Einollahi et al., through statistical analysis, showed that many of these factors correlated with higher CA. However, an important noteworthy point is that this study included long-term transplant patients, and the changes in CsA dose at the 4 time points post transplant were associated with decreased C0 and C2 levels and increased CA over a 3-year period (
1). This finding suggests that the observed increase in CA is perhaps CsA specific, and highlights the role of inter-individual variability in CsA absorption as an important factor that must be considered for preventing CsA overuse-induced nephrotoxicity. Further, CsA co-administration increases the levels of other immunosuppressants such as mycophenolic acid, showing formulation-based variations ( 3). Therefore, further studies are needed to clarify the effect of CA on concomitant medications.

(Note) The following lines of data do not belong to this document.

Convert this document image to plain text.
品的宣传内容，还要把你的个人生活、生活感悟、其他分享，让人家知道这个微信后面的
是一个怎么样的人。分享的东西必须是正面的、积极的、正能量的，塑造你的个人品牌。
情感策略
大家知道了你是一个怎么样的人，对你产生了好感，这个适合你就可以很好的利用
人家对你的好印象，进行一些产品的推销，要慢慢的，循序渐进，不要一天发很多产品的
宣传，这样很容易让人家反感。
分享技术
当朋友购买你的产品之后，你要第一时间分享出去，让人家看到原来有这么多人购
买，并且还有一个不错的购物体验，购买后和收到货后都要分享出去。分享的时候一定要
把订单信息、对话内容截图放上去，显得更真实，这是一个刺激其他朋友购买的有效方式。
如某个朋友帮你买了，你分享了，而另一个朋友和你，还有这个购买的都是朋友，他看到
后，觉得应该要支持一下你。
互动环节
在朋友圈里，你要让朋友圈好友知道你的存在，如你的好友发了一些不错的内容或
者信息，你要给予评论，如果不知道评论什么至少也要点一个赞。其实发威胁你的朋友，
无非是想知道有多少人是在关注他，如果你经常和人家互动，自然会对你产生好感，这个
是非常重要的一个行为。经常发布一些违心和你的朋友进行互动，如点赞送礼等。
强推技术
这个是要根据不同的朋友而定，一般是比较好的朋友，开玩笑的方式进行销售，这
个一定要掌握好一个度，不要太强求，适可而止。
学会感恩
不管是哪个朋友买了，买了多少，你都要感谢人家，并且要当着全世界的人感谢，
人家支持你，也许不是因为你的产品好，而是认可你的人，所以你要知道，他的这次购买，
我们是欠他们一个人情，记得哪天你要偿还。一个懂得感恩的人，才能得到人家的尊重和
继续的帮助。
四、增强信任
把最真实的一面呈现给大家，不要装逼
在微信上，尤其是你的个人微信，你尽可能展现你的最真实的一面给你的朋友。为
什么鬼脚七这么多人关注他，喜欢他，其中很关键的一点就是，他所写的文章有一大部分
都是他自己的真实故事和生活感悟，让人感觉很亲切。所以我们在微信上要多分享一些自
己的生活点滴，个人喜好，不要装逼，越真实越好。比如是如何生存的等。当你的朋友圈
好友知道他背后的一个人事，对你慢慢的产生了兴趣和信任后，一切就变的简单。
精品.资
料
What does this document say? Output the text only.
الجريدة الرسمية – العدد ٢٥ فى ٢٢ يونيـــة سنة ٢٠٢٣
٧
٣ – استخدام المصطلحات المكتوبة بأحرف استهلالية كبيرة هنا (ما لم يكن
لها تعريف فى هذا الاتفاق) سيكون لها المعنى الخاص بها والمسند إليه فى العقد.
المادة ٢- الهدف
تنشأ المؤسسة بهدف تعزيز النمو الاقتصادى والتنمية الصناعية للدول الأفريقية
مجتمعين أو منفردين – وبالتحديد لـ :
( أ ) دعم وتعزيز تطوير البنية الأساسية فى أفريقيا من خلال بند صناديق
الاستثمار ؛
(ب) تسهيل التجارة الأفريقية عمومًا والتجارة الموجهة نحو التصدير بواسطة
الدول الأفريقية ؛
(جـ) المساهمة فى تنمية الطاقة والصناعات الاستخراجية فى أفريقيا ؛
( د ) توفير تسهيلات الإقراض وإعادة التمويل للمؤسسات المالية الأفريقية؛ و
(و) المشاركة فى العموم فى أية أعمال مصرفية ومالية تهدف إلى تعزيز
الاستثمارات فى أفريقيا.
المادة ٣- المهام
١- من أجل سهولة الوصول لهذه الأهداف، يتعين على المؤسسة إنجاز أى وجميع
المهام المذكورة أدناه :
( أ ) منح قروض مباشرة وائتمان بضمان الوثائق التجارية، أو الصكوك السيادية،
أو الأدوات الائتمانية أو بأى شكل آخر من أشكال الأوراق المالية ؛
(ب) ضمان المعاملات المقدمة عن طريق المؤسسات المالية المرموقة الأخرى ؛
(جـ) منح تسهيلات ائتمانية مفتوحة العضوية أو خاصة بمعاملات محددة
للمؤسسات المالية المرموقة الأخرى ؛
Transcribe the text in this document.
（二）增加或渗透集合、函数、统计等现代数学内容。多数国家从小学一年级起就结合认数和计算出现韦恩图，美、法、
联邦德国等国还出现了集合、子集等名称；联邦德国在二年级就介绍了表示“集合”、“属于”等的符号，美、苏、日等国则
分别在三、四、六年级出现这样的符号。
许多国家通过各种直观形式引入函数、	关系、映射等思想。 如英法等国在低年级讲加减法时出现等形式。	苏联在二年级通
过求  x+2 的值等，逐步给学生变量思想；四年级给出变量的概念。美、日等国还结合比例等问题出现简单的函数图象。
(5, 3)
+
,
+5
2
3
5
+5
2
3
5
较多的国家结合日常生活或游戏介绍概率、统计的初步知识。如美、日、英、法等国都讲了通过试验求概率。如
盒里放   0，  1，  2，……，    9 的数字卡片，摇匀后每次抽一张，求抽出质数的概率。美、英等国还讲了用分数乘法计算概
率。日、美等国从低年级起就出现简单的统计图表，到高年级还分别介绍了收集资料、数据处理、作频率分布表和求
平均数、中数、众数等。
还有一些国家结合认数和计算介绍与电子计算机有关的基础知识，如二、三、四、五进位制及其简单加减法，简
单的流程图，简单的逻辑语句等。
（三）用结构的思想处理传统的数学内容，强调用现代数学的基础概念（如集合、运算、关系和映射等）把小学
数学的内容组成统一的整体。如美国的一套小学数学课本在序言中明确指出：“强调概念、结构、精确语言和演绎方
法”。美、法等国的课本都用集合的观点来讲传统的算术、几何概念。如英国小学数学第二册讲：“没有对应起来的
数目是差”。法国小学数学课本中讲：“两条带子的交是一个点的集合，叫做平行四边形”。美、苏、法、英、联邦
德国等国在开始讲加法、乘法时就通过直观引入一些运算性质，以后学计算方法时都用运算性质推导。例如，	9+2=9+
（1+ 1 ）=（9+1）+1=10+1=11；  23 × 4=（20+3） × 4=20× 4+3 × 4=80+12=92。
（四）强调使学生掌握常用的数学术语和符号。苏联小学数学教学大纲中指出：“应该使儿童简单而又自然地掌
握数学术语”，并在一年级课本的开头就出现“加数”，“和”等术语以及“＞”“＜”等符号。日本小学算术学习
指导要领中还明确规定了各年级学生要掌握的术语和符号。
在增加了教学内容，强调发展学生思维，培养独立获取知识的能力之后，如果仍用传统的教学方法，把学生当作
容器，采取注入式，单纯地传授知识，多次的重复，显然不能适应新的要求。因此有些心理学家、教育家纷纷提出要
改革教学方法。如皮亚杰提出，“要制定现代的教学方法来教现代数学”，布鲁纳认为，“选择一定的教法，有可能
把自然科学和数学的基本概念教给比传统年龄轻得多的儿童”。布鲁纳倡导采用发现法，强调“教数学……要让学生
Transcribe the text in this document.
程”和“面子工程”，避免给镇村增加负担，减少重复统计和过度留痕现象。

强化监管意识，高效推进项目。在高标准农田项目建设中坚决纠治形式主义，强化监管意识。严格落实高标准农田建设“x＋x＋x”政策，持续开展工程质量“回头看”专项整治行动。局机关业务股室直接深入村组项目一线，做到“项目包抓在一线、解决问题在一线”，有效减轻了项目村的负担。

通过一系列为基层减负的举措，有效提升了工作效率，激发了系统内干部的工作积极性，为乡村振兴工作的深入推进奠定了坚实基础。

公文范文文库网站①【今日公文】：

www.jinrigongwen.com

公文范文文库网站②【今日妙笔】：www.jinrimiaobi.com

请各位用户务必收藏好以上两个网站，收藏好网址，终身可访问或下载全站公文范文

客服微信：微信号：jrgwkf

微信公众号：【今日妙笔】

Chapman et al. discussed the causes of chronic allograft nephropathy (CAN) and concluded that late identification of CAN leading to graft loss is an indication that the intervening strategies tend to be “too little and far too late” (
4). A review by Vanrenterghem suggested that an individualized regimen requires selection of an immunosuppressive protocol and monitoring of individual drug-related toxicity, risk factors, and donor organ characteristics ( 5). Regarding toxicity, C0 does not indicate the amount of absorption, whereas C2 lacks the trough level aspect. Therefore, in renal-transplant patients on CsA, the C2/C0 ratio is a better marker and evidence of increasing CA as it indicates a fold increase in CsA levels from trough levels. In keeping with the spirit of doing “a little more” in patient interest, monitoring the C2/C0 ratio can serve as a balanced and individualized intervention strategy, which can also be applied to other drugs with a narrow therapeutic index.